October 1, 2011

Made For TV: David Howell Design Defines Media Storm’s New York Office

Weathered barn siding. A heap of vintage television sets. A conference room that might be mistaken for a Viennese café. With a few unlikely, memorable gestures, David Howell Design has defined the New York office of Media Storm, an advertising agency best known for interactive campaigns on behalf of TV’s Glee, Bridezillas, and American Idol.

First to appear is the barn siding-as a feature wall in the elevator lobby, with Media Storm’s name routed and seared into the wood as literal “branding.” Visible just beyond the receptionists are the TVs, several with the cathode ray tubes removed in favor of LCD screens looping Media Storm reels that crackle with quaint fake static. And directly across from this amiable homage is the cozy faux café.

Bead-board lines the walls, blackand-white mosaic tile covers the floor, opaline glass globes descend from the ceiling, and lace curtains hang at the windows. In addition to the marble-topped tables for two, this improbable conference room offers a selection of wooden and metal chairs and a long banquette covered in tufted green vinyl. Mix and match to suit your meeting.

Smaller meeting rooms boast the occasional flourish. For example, there’s nautical rope crisscrossing overhead in one and trompe l’oeil bookshelf wallpaper in another, cast as a library. Most of the 8,900-square-foot interior, however, is decidedly simple and budget-conscious. The unadorned aesthetic unifies Media Storm proper and its two in-house satellite agencies: HIP Genius, for entertainmentand digital marketing, and Maude, the endearingly named strategic creative group.

Salvage and reuse are leitmotifs. David Howell left the cheerful existing kitchen in place. The former printing house’s concrete columns look perfectly at home, too.

Running across the engineered cement floor of the friendly, flexible studio, bamboo-plywood bench desks sit end to end.
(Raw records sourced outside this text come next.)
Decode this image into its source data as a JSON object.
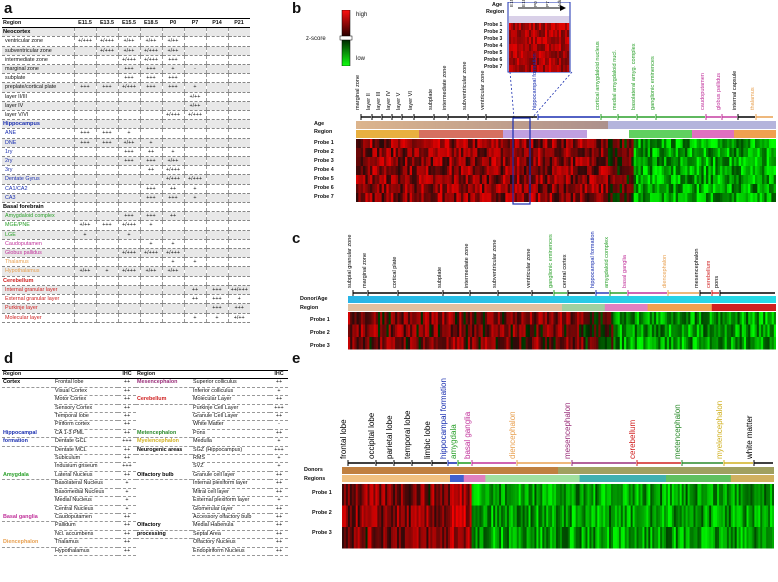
{
  "panel_letters": {
    "a": "a",
    "b": "b",
    "c": "c",
    "d": "d",
    "e": "e"
  },
  "panel_a": {
    "headers": [
      "Region",
      "E11.5",
      "E13.5",
      "E15.5",
      "E18.5",
      "P0",
      "P7",
      "P14",
      "P21"
    ],
    "rows": [
      {
        "name": "Neocortex",
        "group": true,
        "color": "#000000",
        "vals": [
          "",
          "",
          "",
          "",
          "",
          "",
          "",
          ""
        ]
      },
      {
        "name": "ventricular zone",
        "vals": [
          "+/+++",
          "+/+++",
          "+/++",
          "+/++",
          "+/++",
          "",
          "",
          ""
        ]
      },
      {
        "name": "subventricular zone",
        "vals": [
          "",
          "+/+++",
          "+/++",
          "+/+++",
          "+/++",
          "",
          "",
          ""
        ]
      },
      {
        "name": "intermediate zone",
        "vals": [
          "",
          "",
          "+/+++",
          "+/+++",
          "+++",
          "",
          "",
          ""
        ]
      },
      {
        "name": "marginal zone",
        "vals": [
          "",
          "",
          "+++",
          "+++",
          "+",
          "-",
          "",
          ""
        ]
      },
      {
        "name": "subplate",
        "vals": [
          "",
          "",
          "+++",
          "+++",
          "+++",
          "",
          "",
          ""
        ]
      },
      {
        "name": "preplate/cortical plate",
        "vals": [
          "+++",
          "+++",
          "+/+++",
          "+++",
          "+++",
          "+",
          "",
          ""
        ]
      },
      {
        "name": "layer II/III",
        "vals": [
          "",
          "",
          "",
          "",
          "",
          "+/++",
          "",
          ""
        ]
      },
      {
        "name": "layer IV",
        "vals": [
          "",
          "",
          "",
          "",
          "",
          "+/++",
          "",
          ""
        ]
      },
      {
        "name": "layer V/VI",
        "vals": [
          "",
          "",
          "",
          "",
          "+/+++",
          "+/+++",
          "",
          ""
        ]
      },
      {
        "name": "Hippocampus",
        "group": true,
        "color": "#1a2fb0",
        "vals": [
          "",
          "",
          "",
          "",
          "",
          "",
          "",
          ""
        ]
      },
      {
        "name": "ANE",
        "color": "#1a2fb0",
        "vals": [
          "+++",
          "+++",
          "+",
          "",
          "",
          "",
          "",
          ""
        ]
      },
      {
        "name": "DNE",
        "color": "#1a2fb0",
        "vals": [
          "+++",
          "+++",
          "+/++",
          "+",
          "",
          "",
          "",
          ""
        ]
      },
      {
        "name": "1ry",
        "color": "#1a2fb0",
        "vals": [
          "",
          "",
          "+++",
          "++",
          "+",
          "",
          "",
          ""
        ]
      },
      {
        "name": "2ry",
        "color": "#1a2fb0",
        "vals": [
          "",
          "",
          "+++",
          "+++",
          "+/++",
          "",
          "",
          ""
        ]
      },
      {
        "name": "3ry",
        "color": "#1a2fb0",
        "vals": [
          "",
          "",
          "",
          "++",
          "+/+++",
          "",
          "",
          ""
        ]
      },
      {
        "name": "Dentate Gyrus",
        "color": "#1a2fb0",
        "vals": [
          "",
          "",
          "",
          "",
          "+/+++",
          "+/+++",
          "",
          ""
        ]
      },
      {
        "name": "CA1/CA2",
        "color": "#1a2fb0",
        "vals": [
          "",
          "",
          "",
          "+++",
          "++",
          "+",
          "",
          ""
        ]
      },
      {
        "name": "CA3",
        "color": "#1a2fb0",
        "vals": [
          "",
          "",
          "",
          "+++",
          "+++",
          "+",
          "",
          ""
        ]
      },
      {
        "name": "Basal forebrain",
        "group": true,
        "color": "#000000",
        "vals": [
          "",
          "",
          "",
          "",
          "",
          "",
          "",
          ""
        ]
      },
      {
        "name": "Amygdaloid complex",
        "color": "#2aa02a",
        "vals": [
          "",
          "",
          "+++",
          "+++",
          "++",
          "",
          "",
          ""
        ]
      },
      {
        "name": "MGE/PNE",
        "color": "#2aa02a",
        "vals": [
          "+/++",
          "+++",
          "+/+++",
          "+",
          "",
          "",
          "",
          ""
        ]
      },
      {
        "name": "LGE",
        "color": "#2aa02a",
        "vals": [
          "+",
          "",
          "+",
          "",
          "",
          "",
          "",
          ""
        ]
      },
      {
        "name": "Caudoputamen",
        "color": "#c0309a",
        "vals": [
          "",
          "",
          "",
          "+",
          "+",
          "",
          "",
          ""
        ]
      },
      {
        "name": "Globus pallidus",
        "color": "#c0309a",
        "vals": [
          "",
          "",
          "+/+++",
          "+/+++",
          "+/+++",
          "",
          "",
          ""
        ]
      },
      {
        "name": "Thalamus",
        "color": "#e8a050",
        "vals": [
          "",
          "",
          "",
          "",
          "+",
          "+",
          "",
          ""
        ]
      },
      {
        "name": "Hypothalamus",
        "color": "#e8a050",
        "vals": [
          "+/++",
          "+",
          "+/+++",
          "+/++",
          "+/++",
          "",
          "",
          ""
        ]
      },
      {
        "name": "Cerebellum",
        "group": true,
        "color": "#d02020",
        "vals": [
          "",
          "",
          "",
          "",
          "",
          "",
          "",
          ""
        ]
      },
      {
        "name": "Internal granular layer",
        "color": "#d02020",
        "vals": [
          "",
          "",
          "",
          "",
          "",
          "++",
          "+++",
          "++/+++"
        ]
      },
      {
        "name": "External granular layer",
        "color": "#d02020",
        "vals": [
          "",
          "",
          "",
          "",
          "",
          "++",
          "+++",
          "+"
        ]
      },
      {
        "name": "Purkinje layer",
        "color": "#d02020",
        "vals": [
          "",
          "",
          "",
          "",
          "",
          "",
          "+++",
          "+++"
        ]
      },
      {
        "name": "Molecular layer",
        "color": "#d02020",
        "vals": [
          "",
          "",
          "",
          "",
          "",
          "+",
          "+",
          "+/++"
        ]
      }
    ]
  },
  "panel_b": {
    "zscore_label": "z-score",
    "high": "high",
    "low": "low",
    "inset_age": "Age",
    "inset_region": "Region",
    "inset_ages": [
      "E15",
      "E18",
      "P0",
      "P7",
      "Adult"
    ],
    "inset_probes": [
      "Probe 1",
      "Probe 2",
      "Probe 3",
      "Probe 4",
      "Probe 5",
      "Probe 6",
      "Probe 7"
    ],
    "row_labels": [
      "Age",
      "Region",
      "Probe 1",
      "Probe 2",
      "Probe 3",
      "Probe 4",
      "Probe 5",
      "Probe 6",
      "Probe 7"
    ],
    "top_labels": [
      {
        "t": "marginal zone",
        "c": "#000000"
      },
      {
        "t": "layer II",
        "c": "#000000"
      },
      {
        "t": "layer III",
        "c": "#000000"
      },
      {
        "t": "layer IV",
        "c": "#000000"
      },
      {
        "t": "layer V",
        "c": "#000000"
      },
      {
        "t": "layer VI",
        "c": "#000000"
      },
      {
        "t": "subplate",
        "c": "#000000"
      },
      {
        "t": "intermediate zone",
        "c": "#000000"
      },
      {
        "t": "subventricular zone",
        "c": "#000000"
      },
      {
        "t": "ventricular zone",
        "c": "#000000"
      },
      {
        "t": "hippocampal formation",
        "c": "#1a2fb0"
      },
      {
        "t": "cortical amygdaloid nucleus",
        "c": "#2aa02a"
      },
      {
        "t": "medial amygdaloid nucl.",
        "c": "#2aa02a"
      },
      {
        "t": "basolateral amyg. complex",
        "c": "#2aa02a"
      },
      {
        "t": "ganglionic eminences",
        "c": "#2aa02a"
      },
      {
        "t": "caudoputamen",
        "c": "#c0309a"
      },
      {
        "t": "globus pallidus",
        "c": "#c0309a"
      },
      {
        "t": "internal capsule",
        "c": "#000000"
      },
      {
        "t": "thalamus",
        "c": "#e8a050"
      }
    ]
  },
  "panel_c": {
    "row_labels": [
      "Donor/Age",
      "Region",
      "Probe 1",
      "Probe 2",
      "Probe 3"
    ],
    "top_labels": [
      {
        "t": "subpial granular zone",
        "c": "#000000"
      },
      {
        "t": "marginal zone",
        "c": "#000000"
      },
      {
        "t": "cortical plate",
        "c": "#000000"
      },
      {
        "t": "subplate",
        "c": "#000000"
      },
      {
        "t": "intermediate zone",
        "c": "#000000"
      },
      {
        "t": "subventricular zone",
        "c": "#000000"
      },
      {
        "t": "ventricular zone",
        "c": "#000000"
      },
      {
        "t": "ganglionic eminences",
        "c": "#2aa02a"
      },
      {
        "t": "central cortex",
        "c": "#000000"
      },
      {
        "t": "hippocampal formation",
        "c": "#1a2fb0"
      },
      {
        "t": "amygdaloid complex",
        "c": "#2aa02a"
      },
      {
        "t": "basal ganglia",
        "c": "#c0309a"
      },
      {
        "t": "diencephalon",
        "c": "#e8a050"
      },
      {
        "t": "mesencephalon",
        "c": "#000000"
      },
      {
        "t": "cerebellum",
        "c": "#d02020"
      },
      {
        "t": "pons",
        "c": "#000000"
      }
    ]
  },
  "panel_d": {
    "headers": [
      "Region",
      "",
      "IHC",
      "Region",
      "",
      "IHC"
    ],
    "rows": [
      [
        "Cortex",
        "Frontal lobe",
        "++",
        "Mesencephalon",
        "Superior colliculus",
        "++"
      ],
      [
        "",
        "Visual Cortex",
        "++",
        "",
        "Inferior colliculus",
        "+"
      ],
      [
        "",
        "Motor Cortex",
        "++",
        "Cerebellum",
        "Molecular Layer",
        "++"
      ],
      [
        "",
        "Sensory Cortex",
        "++",
        "",
        "Purkinje Cell Layer",
        "+++"
      ],
      [
        "",
        "Temporal lobe",
        "++",
        "",
        "Granule Cell Layer",
        "++"
      ],
      [
        "",
        "Piriform cortex",
        "++",
        "",
        "White Matter",
        "-"
      ],
      [
        "Hippocampal",
        "CA 1-3 PML",
        "++",
        "Metencephalon",
        "Pons",
        "++"
      ],
      [
        "formation",
        "Dentate GCL",
        "+++",
        "Myelencephalon",
        "Medulla",
        "+"
      ],
      [
        "",
        "Dentate MCL",
        "++",
        "Neurogenic areas",
        "SGZ (Hippocampus)",
        "+++"
      ],
      [
        "",
        "Subiculum",
        "++",
        "",
        "RMS",
        "+"
      ],
      [
        "",
        "Indusium griseum",
        "+++",
        "",
        "SVZ",
        "+"
      ],
      [
        "Amygdala",
        "Lateral Nucleus",
        "++",
        "Olfactory bulb",
        "Granule cell layer",
        "++"
      ],
      [
        "",
        "Basolateral Nucleus",
        "+",
        "",
        "Internal plexiform layer",
        "++"
      ],
      [
        "",
        "Basomedial Nucleus",
        "+",
        "",
        "Mitral cell layer",
        "++"
      ],
      [
        "",
        "Medial Nucleus",
        "+",
        "",
        "External plexiform layer",
        "+"
      ],
      [
        "",
        "Central Nucleus",
        "+",
        "",
        "Glomerular layer",
        "++"
      ],
      [
        "Basal ganglia",
        "Caudoputamen",
        "++",
        "",
        "Accessory olfactory bulb",
        "++"
      ],
      [
        "",
        "Pallidum",
        "++",
        "Olfactory",
        "Medial Habenula",
        "++"
      ],
      [
        "",
        "Ncl. accumbens",
        "++",
        "processing",
        "Septal Area",
        "++"
      ],
      [
        "Diencephalon",
        "Thalamus",
        "++",
        "",
        "Olfactory Nucleus",
        "++"
      ],
      [
        "",
        "Hypothalamus",
        "++",
        "",
        "Endopiriform Nucleus",
        "++"
      ]
    ],
    "colors_left": {
      "Cortex": "#000000",
      "Hippocampal": "#1a2fb0",
      "formation": "#1a2fb0",
      "Amygdala": "#2aa02a",
      "Basal ganglia": "#c0309a",
      "Diencephalon": "#e8a050"
    },
    "colors_right": {
      "Mesencephalon": "#9a2f7a",
      "Cerebellum": "#d02020",
      "Metencephalon": "#2a8a2a",
      "Myelencephalon": "#d0b020",
      "Neurogenic areas": "#000000",
      "Olfactory bulb": "#000000",
      "Olfactory": "#000000",
      "processing": "#000000"
    }
  },
  "panel_e": {
    "row_labels": [
      "Donors",
      "Regions",
      "Probe 1",
      "Probe 2",
      "Probe 3"
    ],
    "top_labels": [
      {
        "t": "frontal lobe",
        "c": "#000000"
      },
      {
        "t": "occipital lobe",
        "c": "#000000"
      },
      {
        "t": "parietal lobe",
        "c": "#000000"
      },
      {
        "t": "temporal lobe",
        "c": "#000000"
      },
      {
        "t": "limbic lobe",
        "c": "#000000"
      },
      {
        "t": "hippocampal formation",
        "c": "#1a2fb0"
      },
      {
        "t": "amygdala",
        "c": "#2aa02a"
      },
      {
        "t": "basal ganglia",
        "c": "#c0309a"
      },
      {
        "t": "diencephalon",
        "c": "#e8a050"
      },
      {
        "t": "mesencephalon",
        "c": "#9a2f7a"
      },
      {
        "t": "cerebellum",
        "c": "#d02020"
      },
      {
        "t": "metencephalon",
        "c": "#2a8a2a"
      },
      {
        "t": "myelencephalon",
        "c": "#d0b020"
      },
      {
        "t": "white matter",
        "c": "#000000"
      }
    ]
  }
}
Task chairs line both sides of the work surfaces, but central dividers with inserts of warm gray postindustrial recycled felt do triple duty as visual and acoustical barriers and tackboards. Between this busy spine and the modest perimeter offices are a few workstations brought over from Media Storm’s previous location.

Managing partner Craig Woerz, who co-founded the agency, occupies a small but manly corner office. “It’s a throwback to a Mad Men type of feel,” he says, standing on a rug woven from leather belts, next to a classic fireside chair. Yet Howell asserts that the style statement is definitely more than a tribute to TV’s greatest hits: “Craig envisioned a work environment that makes the employees and clients feel at home.” (That’s a natural for Howell, who usually designs residential projects.)

Howell and senior associate Jill Diamant dug around for the originality and authenticity that would best reflect the cultural medley of Media Storm and its one-room satellites. Artisans instantly aged the bead-board wainscoting in the faux café. Photos, framed on the wall above, are contributions from Howell’s own European vacations.

“Media Storm really challenged us to make the conference and meeting rooms dynamic without being too distracting,” he says. “The results were these quite varied experiences.” In a way, it’s like traveling from one studio set to another, a sensation familiar to TV pitchmen.